Today being a Sunday, there has not been much going on at the SPA. However our volunteers are always busy, be it inside or outside the refuge. Today it has been mostly work on the internet, with updates going on to this and the French version, and answering questions on Facebook (one of them has almost certainly resulted in an adoption, so big news expected on Friday)

Other Sundays see us busy in other, more active ways. Last Sunday being a good example:
Several months ago a couple of a certain age, as they say in France, arrived at the refuge to adopt a dog as a playmate for their own dog. I chatted to them briefly and told asked them to do the tour of the refuge to see who they liked the look of before making any introductions. They returned shortly afterwards to ask about a little old Yorkie who was cowering in his box, having recently arrived at the refuge. Fred and Margaret have a soft spot for Yorkies, having had them before. They left the refuge with heavy hearts, as adopting an old dog was not at all what they had planned. However the next day, unable to get Alfie (or Flamenco as he then was) off their minds, they came to the refuge to take him home to foster. This means that Alfie (who would have been extremely difficult to home, due to his age and the inevitable vets bills) has a loving home, and Fred and Margaret are to all intents and purposes his owners.

This was the start of Fred and Margaret’s devotion to the SPA. Fred is often to be seen at Vide Greniers, including the one at Esperaza  last week, getting up at truly unearthly hours to catch the punters, and all their “earnings” are sent to us at the refuge. We get regular updates and photos, and Alfie gets treatment from the SPA vet. Fred’s donations easily cover Alfie’s bills, and everyone is happy, especially, I suspect, a certain Yorkie!

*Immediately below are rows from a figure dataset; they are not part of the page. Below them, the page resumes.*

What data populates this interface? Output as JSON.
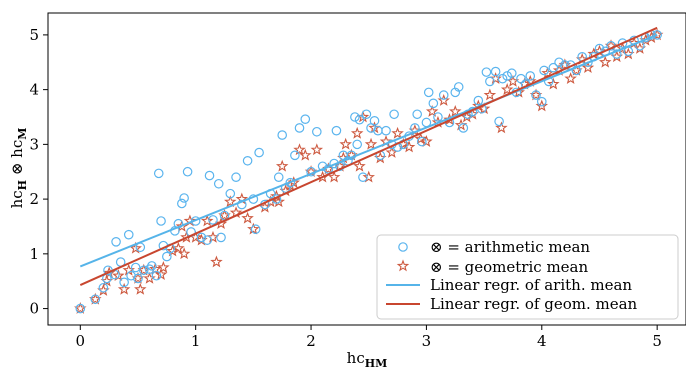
{
  "chart_data": {
    "type": "scatter",
    "xlabel": "hc_HM",
    "ylabel": "hc_H ⊗ hc_M",
    "xlim": [
      -0.28,
      5.25
    ],
    "ylim": [
      -0.3,
      5.4
    ],
    "xticks": [
      0,
      1,
      2,
      3,
      4,
      5
    ],
    "yticks": [
      0,
      1,
      2,
      3,
      4,
      5
    ],
    "grid": false,
    "legend_position": "bottom-right",
    "colors": {
      "arithmetic": "#5ab4ee",
      "geometric": "#cd5a40",
      "arith_line": "#56b4e9",
      "geom_line": "#c8462f"
    },
    "series": [
      {
        "name": "⊗ = arithmetic mean",
        "marker": "circle",
        "points": [
          [
            0,
            0
          ],
          [
            0.13,
            0.17
          ],
          [
            0.2,
            0.38
          ],
          [
            0.23,
            0.55
          ],
          [
            0.24,
            0.7
          ],
          [
            0.3,
            0.62
          ],
          [
            0.31,
            1.22
          ],
          [
            0.35,
            0.85
          ],
          [
            0.38,
            0.48
          ],
          [
            0.42,
            1.35
          ],
          [
            0.44,
            0.6
          ],
          [
            0.48,
            0.75
          ],
          [
            0.5,
            0.55
          ],
          [
            0.52,
            1.12
          ],
          [
            0.55,
            0.7
          ],
          [
            0.6,
            0.72
          ],
          [
            0.62,
            0.78
          ],
          [
            0.66,
            0.6
          ],
          [
            0.68,
            2.47
          ],
          [
            0.7,
            1.6
          ],
          [
            0.72,
            1.15
          ],
          [
            0.75,
            0.95
          ],
          [
            0.78,
            1.1
          ],
          [
            0.82,
            1.42
          ],
          [
            0.85,
            1.55
          ],
          [
            0.88,
            1.92
          ],
          [
            0.9,
            2.02
          ],
          [
            0.93,
            2.5
          ],
          [
            0.96,
            1.4
          ],
          [
            1.0,
            1.6
          ],
          [
            1.05,
            1.3
          ],
          [
            1.1,
            1.25
          ],
          [
            1.12,
            2.43
          ],
          [
            1.15,
            1.62
          ],
          [
            1.2,
            2.28
          ],
          [
            1.22,
            1.3
          ],
          [
            1.25,
            1.7
          ],
          [
            1.3,
            2.1
          ],
          [
            1.35,
            2.4
          ],
          [
            1.4,
            1.9
          ],
          [
            1.45,
            2.7
          ],
          [
            1.5,
            2.0
          ],
          [
            1.52,
            1.45
          ],
          [
            1.55,
            2.85
          ],
          [
            1.6,
            1.9
          ],
          [
            1.65,
            2.1
          ],
          [
            1.7,
            2.0
          ],
          [
            1.72,
            2.4
          ],
          [
            1.75,
            3.17
          ],
          [
            1.78,
            2.2
          ],
          [
            1.82,
            2.3
          ],
          [
            1.86,
            2.8
          ],
          [
            1.9,
            3.3
          ],
          [
            1.95,
            3.46
          ],
          [
            2.0,
            2.5
          ],
          [
            2.05,
            3.23
          ],
          [
            2.1,
            2.6
          ],
          [
            2.15,
            2.55
          ],
          [
            2.2,
            2.65
          ],
          [
            2.22,
            3.25
          ],
          [
            2.25,
            2.6
          ],
          [
            2.28,
            2.8
          ],
          [
            2.32,
            2.7
          ],
          [
            2.35,
            2.8
          ],
          [
            2.38,
            3.5
          ],
          [
            2.4,
            3.0
          ],
          [
            2.42,
            3.45
          ],
          [
            2.45,
            2.4
          ],
          [
            2.48,
            3.55
          ],
          [
            2.52,
            3.3
          ],
          [
            2.55,
            3.43
          ],
          [
            2.58,
            3.25
          ],
          [
            2.6,
            2.8
          ],
          [
            2.65,
            3.25
          ],
          [
            2.7,
            3.0
          ],
          [
            2.72,
            3.55
          ],
          [
            2.75,
            2.95
          ],
          [
            2.8,
            3.0
          ],
          [
            2.85,
            3.15
          ],
          [
            2.9,
            3.3
          ],
          [
            2.92,
            3.55
          ],
          [
            2.96,
            3.05
          ],
          [
            3.0,
            3.4
          ],
          [
            3.02,
            3.95
          ],
          [
            3.06,
            3.75
          ],
          [
            3.1,
            3.5
          ],
          [
            3.15,
            3.9
          ],
          [
            3.2,
            3.4
          ],
          [
            3.25,
            3.95
          ],
          [
            3.28,
            4.05
          ],
          [
            3.32,
            3.3
          ],
          [
            3.36,
            3.55
          ],
          [
            3.4,
            3.6
          ],
          [
            3.45,
            3.8
          ],
          [
            3.48,
            3.65
          ],
          [
            3.52,
            4.32
          ],
          [
            3.55,
            4.15
          ],
          [
            3.6,
            4.33
          ],
          [
            3.63,
            3.42
          ],
          [
            3.66,
            4.2
          ],
          [
            3.7,
            4.25
          ],
          [
            3.74,
            4.3
          ],
          [
            3.78,
            3.95
          ],
          [
            3.82,
            4.2
          ],
          [
            3.86,
            4.1
          ],
          [
            3.9,
            4.25
          ],
          [
            3.95,
            3.9
          ],
          [
            4.0,
            3.78
          ],
          [
            4.02,
            4.35
          ],
          [
            4.06,
            4.15
          ],
          [
            4.1,
            4.4
          ],
          [
            4.15,
            4.5
          ],
          [
            4.2,
            4.45
          ],
          [
            4.25,
            4.45
          ],
          [
            4.3,
            4.35
          ],
          [
            4.35,
            4.6
          ],
          [
            4.4,
            4.5
          ],
          [
            4.45,
            4.6
          ],
          [
            4.5,
            4.75
          ],
          [
            4.55,
            4.7
          ],
          [
            4.6,
            4.8
          ],
          [
            4.65,
            4.65
          ],
          [
            4.7,
            4.85
          ],
          [
            4.75,
            4.7
          ],
          [
            4.8,
            4.9
          ],
          [
            4.85,
            4.8
          ],
          [
            4.9,
            4.95
          ],
          [
            4.95,
            5.0
          ],
          [
            5.0,
            5.0
          ]
        ]
      },
      {
        "name": "⊗ = geometric mean",
        "marker": "star",
        "points": [
          [
            0,
            0
          ],
          [
            0.13,
            0.17
          ],
          [
            0.2,
            0.33
          ],
          [
            0.23,
            0.5
          ],
          [
            0.25,
            0.65
          ],
          [
            0.33,
            0.6
          ],
          [
            0.38,
            0.35
          ],
          [
            0.42,
            0.7
          ],
          [
            0.48,
            1.1
          ],
          [
            0.5,
            0.55
          ],
          [
            0.52,
            0.35
          ],
          [
            0.55,
            0.7
          ],
          [
            0.6,
            0.55
          ],
          [
            0.65,
            0.72
          ],
          [
            0.7,
            0.62
          ],
          [
            0.72,
            0.75
          ],
          [
            0.8,
            1.05
          ],
          [
            0.85,
            1.1
          ],
          [
            0.88,
            1.5
          ],
          [
            0.9,
            1.0
          ],
          [
            0.92,
            1.3
          ],
          [
            0.95,
            1.6
          ],
          [
            1.0,
            1.3
          ],
          [
            1.05,
            1.25
          ],
          [
            1.1,
            1.6
          ],
          [
            1.15,
            1.3
          ],
          [
            1.18,
            0.85
          ],
          [
            1.22,
            1.55
          ],
          [
            1.25,
            1.7
          ],
          [
            1.3,
            1.95
          ],
          [
            1.35,
            1.75
          ],
          [
            1.4,
            2.0
          ],
          [
            1.45,
            1.65
          ],
          [
            1.5,
            1.45
          ],
          [
            1.6,
            1.85
          ],
          [
            1.65,
            1.95
          ],
          [
            1.7,
            2.05
          ],
          [
            1.72,
            1.95
          ],
          [
            1.75,
            2.6
          ],
          [
            1.78,
            2.15
          ],
          [
            1.82,
            2.25
          ],
          [
            1.85,
            2.3
          ],
          [
            1.9,
            2.9
          ],
          [
            1.95,
            2.8
          ],
          [
            2.0,
            2.5
          ],
          [
            2.05,
            2.9
          ],
          [
            2.1,
            2.4
          ],
          [
            2.15,
            2.55
          ],
          [
            2.2,
            2.4
          ],
          [
            2.25,
            2.6
          ],
          [
            2.28,
            2.75
          ],
          [
            2.3,
            3.0
          ],
          [
            2.35,
            2.8
          ],
          [
            2.4,
            3.2
          ],
          [
            2.42,
            2.6
          ],
          [
            2.45,
            3.5
          ],
          [
            2.5,
            2.4
          ],
          [
            2.52,
            3.0
          ],
          [
            2.55,
            3.3
          ],
          [
            2.6,
            2.75
          ],
          [
            2.65,
            3.05
          ],
          [
            2.7,
            2.85
          ],
          [
            2.75,
            3.2
          ],
          [
            2.8,
            3.0
          ],
          [
            2.85,
            2.95
          ],
          [
            2.9,
            3.25
          ],
          [
            2.95,
            3.1
          ],
          [
            3.0,
            3.05
          ],
          [
            3.05,
            3.6
          ],
          [
            3.1,
            3.4
          ],
          [
            3.15,
            3.8
          ],
          [
            3.2,
            3.45
          ],
          [
            3.25,
            3.6
          ],
          [
            3.3,
            3.35
          ],
          [
            3.35,
            3.5
          ],
          [
            3.4,
            3.55
          ],
          [
            3.45,
            3.7
          ],
          [
            3.5,
            3.65
          ],
          [
            3.55,
            3.9
          ],
          [
            3.6,
            4.2
          ],
          [
            3.65,
            3.3
          ],
          [
            3.7,
            4.0
          ],
          [
            3.75,
            4.15
          ],
          [
            3.8,
            3.95
          ],
          [
            3.85,
            4.1
          ],
          [
            3.9,
            4.15
          ],
          [
            3.95,
            3.9
          ],
          [
            4.0,
            3.7
          ],
          [
            4.05,
            4.3
          ],
          [
            4.1,
            4.1
          ],
          [
            4.15,
            4.35
          ],
          [
            4.2,
            4.45
          ],
          [
            4.25,
            4.2
          ],
          [
            4.3,
            4.35
          ],
          [
            4.35,
            4.55
          ],
          [
            4.4,
            4.4
          ],
          [
            4.45,
            4.65
          ],
          [
            4.5,
            4.7
          ],
          [
            4.55,
            4.5
          ],
          [
            4.6,
            4.8
          ],
          [
            4.65,
            4.6
          ],
          [
            4.7,
            4.75
          ],
          [
            4.75,
            4.65
          ],
          [
            4.8,
            4.85
          ],
          [
            4.85,
            4.75
          ],
          [
            4.9,
            4.9
          ],
          [
            4.95,
            4.95
          ],
          [
            5.0,
            5.0
          ]
        ]
      },
      {
        "name": "Linear regr. of arith. mean",
        "type": "line",
        "x": [
          0,
          5
        ],
        "y": [
          0.77,
          5.0
        ]
      },
      {
        "name": "Linear regr. of geom. mean",
        "type": "line",
        "x": [
          0,
          5
        ],
        "y": [
          0.43,
          5.13
        ]
      }
    ]
  }
}
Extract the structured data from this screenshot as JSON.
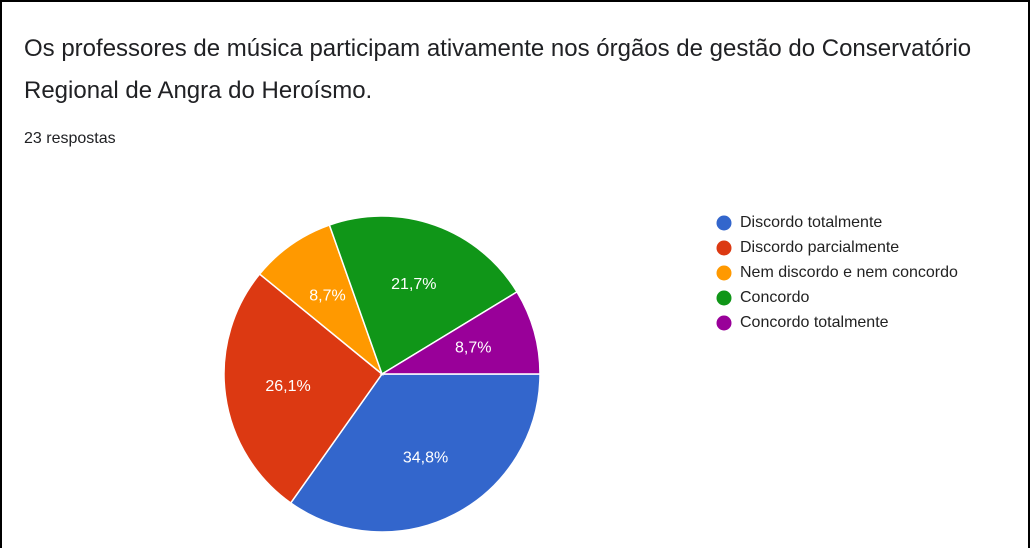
{
  "chart_data": {
    "type": "pie",
    "title": "Os professores de música participam ativamente nos órgãos de gestão do Conservatório Regional de Angra do Heroísmo.",
    "subtitle": "23 respostas",
    "categories": [
      "Discordo totalmente",
      "Discordo parcialmente",
      "Nem discordo e nem concordo",
      "Concordo",
      "Concordo totalmente"
    ],
    "values": [
      34.8,
      26.1,
      8.7,
      21.7,
      8.7
    ],
    "value_labels": [
      "34,8%",
      "26,1%",
      "8,7%",
      "21,7%",
      "8,7%"
    ],
    "colors": [
      "#3366cc",
      "#dc3912",
      "#ff9900",
      "#109618",
      "#990099"
    ],
    "legend": "right"
  }
}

Now we do not expect this from all our foster families. Some of them act as short term homes for puppies or dogs who have behavioural problems. However it is a fabulous arrangement, and I salute Fred and Margaret for their commitment to Alfie and the SPA.
If you spot him at any vide greniers, go and say hi. And if you have anything you would like to donate to be “car-booted”, you know where to bring it!